Do you have the capacity? I mean the emotional capacity to deal with it all. We all have our friend groups and within those friend groups, we have our “strong friends”. These are the people we rely on when we are down, the people we run to for advice and a shoulder to cry on. Even when we have those strong friends, we still depend on each other for support, encouragement, and generally having good energy around. I am the type of person who is always ready to support a friend, advise them, or simply give a shoulder to cry on. When I care about people, I care wholeheartedly.
I’ve recently found myself overwhelmed, both mentally and emotionally. With this feeling I’ve become more and more prone to wanting to be alone and distance myself from the world’s noise. This feeling left me quite conflicted because I felt like I was failing my other responsibilities, in terms of being there for my people and essentially being mentally and emotionally present in my own life. As I grappled with how to keep my head above the water and continue my life normally, I realized that I was doing myself a big disservice. I needed to and still need to cut myself some slack.
It is easy to get caught up being everything for other people and by the time we come back to care for ourselves, it is a hardcore task.

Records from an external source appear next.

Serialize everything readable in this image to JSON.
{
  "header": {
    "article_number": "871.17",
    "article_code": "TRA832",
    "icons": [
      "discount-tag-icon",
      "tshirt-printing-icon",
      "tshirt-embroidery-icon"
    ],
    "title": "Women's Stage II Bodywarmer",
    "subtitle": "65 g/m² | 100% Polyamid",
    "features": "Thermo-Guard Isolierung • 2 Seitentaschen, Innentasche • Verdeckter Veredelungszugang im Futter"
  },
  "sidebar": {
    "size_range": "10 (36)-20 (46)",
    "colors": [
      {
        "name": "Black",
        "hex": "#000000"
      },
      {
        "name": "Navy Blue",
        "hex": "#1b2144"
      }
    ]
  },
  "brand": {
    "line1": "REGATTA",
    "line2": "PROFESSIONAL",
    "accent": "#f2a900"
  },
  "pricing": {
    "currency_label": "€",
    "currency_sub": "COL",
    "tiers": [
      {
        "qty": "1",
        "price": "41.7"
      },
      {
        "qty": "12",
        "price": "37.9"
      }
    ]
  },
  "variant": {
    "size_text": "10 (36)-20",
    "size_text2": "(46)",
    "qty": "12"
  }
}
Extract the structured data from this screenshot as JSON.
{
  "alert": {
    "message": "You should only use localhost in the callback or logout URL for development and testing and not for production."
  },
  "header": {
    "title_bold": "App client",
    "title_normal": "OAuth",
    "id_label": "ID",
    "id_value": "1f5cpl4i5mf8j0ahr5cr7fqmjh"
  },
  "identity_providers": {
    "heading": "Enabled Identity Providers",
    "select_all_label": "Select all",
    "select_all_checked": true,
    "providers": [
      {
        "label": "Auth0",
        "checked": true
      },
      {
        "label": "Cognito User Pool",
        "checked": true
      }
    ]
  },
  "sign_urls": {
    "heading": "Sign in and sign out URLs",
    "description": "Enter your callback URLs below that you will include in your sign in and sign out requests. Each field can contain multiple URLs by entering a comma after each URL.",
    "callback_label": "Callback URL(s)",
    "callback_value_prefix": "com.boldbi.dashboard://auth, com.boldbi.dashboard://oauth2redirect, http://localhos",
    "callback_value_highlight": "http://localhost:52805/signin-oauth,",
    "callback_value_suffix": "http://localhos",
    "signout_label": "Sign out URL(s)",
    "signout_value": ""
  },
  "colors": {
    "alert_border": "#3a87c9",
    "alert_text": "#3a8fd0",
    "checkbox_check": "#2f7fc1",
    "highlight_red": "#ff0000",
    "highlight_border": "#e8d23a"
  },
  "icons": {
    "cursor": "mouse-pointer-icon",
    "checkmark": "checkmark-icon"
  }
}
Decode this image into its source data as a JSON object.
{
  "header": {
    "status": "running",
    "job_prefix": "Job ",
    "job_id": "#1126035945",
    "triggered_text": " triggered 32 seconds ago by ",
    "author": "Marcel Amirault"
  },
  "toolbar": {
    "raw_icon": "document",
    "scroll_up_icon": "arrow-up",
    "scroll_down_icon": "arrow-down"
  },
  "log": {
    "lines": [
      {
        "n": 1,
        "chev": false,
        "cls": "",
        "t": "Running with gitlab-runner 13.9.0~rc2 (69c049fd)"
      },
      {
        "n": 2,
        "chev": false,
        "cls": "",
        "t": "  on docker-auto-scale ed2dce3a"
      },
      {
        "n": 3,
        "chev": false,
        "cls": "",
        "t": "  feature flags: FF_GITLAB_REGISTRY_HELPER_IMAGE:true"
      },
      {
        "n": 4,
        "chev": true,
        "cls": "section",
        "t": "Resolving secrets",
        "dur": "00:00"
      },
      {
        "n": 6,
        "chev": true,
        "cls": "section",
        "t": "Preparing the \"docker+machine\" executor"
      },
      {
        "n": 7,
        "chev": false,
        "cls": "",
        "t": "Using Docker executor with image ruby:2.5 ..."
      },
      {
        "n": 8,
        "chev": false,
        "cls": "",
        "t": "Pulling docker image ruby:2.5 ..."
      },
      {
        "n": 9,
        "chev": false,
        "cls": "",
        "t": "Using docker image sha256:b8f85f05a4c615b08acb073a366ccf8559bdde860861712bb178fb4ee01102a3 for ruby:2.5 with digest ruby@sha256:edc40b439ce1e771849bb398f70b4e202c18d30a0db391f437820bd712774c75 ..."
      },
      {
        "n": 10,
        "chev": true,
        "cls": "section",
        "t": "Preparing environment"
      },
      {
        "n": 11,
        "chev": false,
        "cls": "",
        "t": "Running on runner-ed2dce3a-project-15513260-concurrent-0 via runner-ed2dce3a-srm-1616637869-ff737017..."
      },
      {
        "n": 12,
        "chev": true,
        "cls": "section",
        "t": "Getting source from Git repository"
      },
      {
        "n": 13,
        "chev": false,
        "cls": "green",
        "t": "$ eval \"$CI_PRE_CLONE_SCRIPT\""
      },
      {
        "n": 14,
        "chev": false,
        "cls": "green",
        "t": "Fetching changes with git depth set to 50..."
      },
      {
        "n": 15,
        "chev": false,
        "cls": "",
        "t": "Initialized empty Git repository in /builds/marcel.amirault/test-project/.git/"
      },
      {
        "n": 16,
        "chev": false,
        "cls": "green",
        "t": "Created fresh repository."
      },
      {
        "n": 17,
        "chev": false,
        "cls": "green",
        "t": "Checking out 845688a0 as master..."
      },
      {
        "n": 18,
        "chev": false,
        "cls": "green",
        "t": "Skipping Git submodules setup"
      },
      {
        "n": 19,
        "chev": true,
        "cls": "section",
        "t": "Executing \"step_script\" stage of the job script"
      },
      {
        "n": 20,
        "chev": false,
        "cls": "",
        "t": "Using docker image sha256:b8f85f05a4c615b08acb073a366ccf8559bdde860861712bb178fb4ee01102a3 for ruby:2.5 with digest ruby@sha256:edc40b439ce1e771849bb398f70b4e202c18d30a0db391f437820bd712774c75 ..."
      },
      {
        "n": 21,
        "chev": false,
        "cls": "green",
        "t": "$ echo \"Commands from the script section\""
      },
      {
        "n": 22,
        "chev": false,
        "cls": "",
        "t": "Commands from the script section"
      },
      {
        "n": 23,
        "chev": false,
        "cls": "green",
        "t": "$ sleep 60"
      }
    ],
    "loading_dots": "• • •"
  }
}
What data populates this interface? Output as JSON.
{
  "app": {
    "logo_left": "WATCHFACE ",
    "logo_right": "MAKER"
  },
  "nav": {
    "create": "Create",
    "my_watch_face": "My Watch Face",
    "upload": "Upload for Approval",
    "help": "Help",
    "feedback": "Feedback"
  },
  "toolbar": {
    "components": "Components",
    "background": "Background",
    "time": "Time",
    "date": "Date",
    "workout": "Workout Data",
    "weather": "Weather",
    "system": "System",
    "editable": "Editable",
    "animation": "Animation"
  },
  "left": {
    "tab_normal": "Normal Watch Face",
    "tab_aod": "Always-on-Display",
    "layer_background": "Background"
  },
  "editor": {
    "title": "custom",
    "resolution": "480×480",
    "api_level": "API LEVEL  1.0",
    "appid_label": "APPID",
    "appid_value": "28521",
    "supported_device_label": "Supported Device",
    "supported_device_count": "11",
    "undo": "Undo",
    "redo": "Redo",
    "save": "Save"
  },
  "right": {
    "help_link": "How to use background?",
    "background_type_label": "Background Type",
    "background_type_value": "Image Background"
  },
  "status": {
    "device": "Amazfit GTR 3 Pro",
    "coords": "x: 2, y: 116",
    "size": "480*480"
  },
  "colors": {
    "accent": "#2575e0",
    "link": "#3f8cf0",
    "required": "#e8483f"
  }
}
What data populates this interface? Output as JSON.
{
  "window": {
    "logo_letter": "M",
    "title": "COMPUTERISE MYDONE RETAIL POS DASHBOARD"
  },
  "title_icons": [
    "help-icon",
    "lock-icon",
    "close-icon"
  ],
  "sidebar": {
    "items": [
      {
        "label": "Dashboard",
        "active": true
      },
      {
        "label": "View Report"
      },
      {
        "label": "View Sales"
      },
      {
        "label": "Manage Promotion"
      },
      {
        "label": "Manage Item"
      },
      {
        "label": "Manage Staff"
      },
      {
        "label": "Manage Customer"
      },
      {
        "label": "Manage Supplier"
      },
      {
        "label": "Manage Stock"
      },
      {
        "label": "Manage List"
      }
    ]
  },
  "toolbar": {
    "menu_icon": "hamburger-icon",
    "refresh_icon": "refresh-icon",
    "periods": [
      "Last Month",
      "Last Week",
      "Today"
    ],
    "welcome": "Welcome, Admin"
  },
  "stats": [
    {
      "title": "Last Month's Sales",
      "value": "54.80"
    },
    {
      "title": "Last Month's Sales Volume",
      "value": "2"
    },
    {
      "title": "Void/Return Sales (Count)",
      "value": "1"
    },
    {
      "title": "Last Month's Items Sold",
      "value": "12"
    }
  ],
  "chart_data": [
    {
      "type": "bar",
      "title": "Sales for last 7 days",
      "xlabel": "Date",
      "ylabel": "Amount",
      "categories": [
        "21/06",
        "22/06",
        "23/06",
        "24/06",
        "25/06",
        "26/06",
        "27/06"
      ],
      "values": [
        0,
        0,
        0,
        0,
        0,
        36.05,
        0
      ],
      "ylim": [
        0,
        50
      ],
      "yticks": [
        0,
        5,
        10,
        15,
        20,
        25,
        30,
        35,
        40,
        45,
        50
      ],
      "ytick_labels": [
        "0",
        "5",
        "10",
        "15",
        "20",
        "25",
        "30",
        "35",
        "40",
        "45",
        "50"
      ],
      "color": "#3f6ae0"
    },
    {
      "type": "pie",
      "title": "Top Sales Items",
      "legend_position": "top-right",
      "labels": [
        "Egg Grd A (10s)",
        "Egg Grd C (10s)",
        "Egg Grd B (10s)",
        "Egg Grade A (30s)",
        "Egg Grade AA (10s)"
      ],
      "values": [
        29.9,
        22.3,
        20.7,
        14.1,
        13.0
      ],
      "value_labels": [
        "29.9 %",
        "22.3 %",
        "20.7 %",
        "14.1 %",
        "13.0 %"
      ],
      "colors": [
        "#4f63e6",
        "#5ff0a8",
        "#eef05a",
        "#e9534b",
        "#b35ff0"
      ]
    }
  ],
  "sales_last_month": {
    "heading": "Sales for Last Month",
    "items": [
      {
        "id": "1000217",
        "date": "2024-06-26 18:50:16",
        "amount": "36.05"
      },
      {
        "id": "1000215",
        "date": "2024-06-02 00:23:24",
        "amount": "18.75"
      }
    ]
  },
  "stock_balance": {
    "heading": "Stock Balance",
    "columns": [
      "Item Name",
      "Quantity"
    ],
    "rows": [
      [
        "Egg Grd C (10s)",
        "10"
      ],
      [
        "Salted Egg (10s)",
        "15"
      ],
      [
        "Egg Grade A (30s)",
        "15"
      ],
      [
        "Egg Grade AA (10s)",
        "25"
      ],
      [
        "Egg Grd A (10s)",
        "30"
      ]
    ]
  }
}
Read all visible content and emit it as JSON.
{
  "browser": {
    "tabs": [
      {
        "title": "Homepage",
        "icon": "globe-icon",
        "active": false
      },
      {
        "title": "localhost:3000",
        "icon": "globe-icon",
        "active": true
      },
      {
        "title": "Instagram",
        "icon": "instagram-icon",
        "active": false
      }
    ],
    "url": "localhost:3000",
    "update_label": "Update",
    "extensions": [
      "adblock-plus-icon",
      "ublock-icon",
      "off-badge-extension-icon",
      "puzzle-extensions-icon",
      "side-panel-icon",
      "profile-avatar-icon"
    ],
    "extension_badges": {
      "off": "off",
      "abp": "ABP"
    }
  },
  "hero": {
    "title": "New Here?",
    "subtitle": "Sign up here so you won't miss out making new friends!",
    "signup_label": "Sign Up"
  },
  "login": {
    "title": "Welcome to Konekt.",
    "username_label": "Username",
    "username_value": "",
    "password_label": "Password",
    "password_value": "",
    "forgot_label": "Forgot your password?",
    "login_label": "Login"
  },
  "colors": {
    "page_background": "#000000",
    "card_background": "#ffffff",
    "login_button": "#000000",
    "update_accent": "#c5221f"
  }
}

I had to take a beat from trying to fulfill my role in other people’s lives and start looking at how I was showing up for myself, this meant shutting everything out and look at myself. Was I expending the same energy into myself as I was in my work and my relationships? Absolutely not. With this realization came the fact that I needed to pour more energy into myself and that also means that I needed to be open to telling people that I do not have that capacity to be there for anyone but myself.
Friends, in the climate of the world we’re in it is much easier to worry about everything else but ourselves. We tend to neglect our feelings to avoid thinking of the pain, frustration or just simply being overwhelmed. It is high time that we show up for ourselves. Take time to look into yourself. Ask yourself if you have the capacity to be there for others. If your friends and your tribe really care about you, they will encourage you to take time for yourself. If they don’t empathize, then that should also speak volumes about the energy around.
It is time for you to show up for yourself.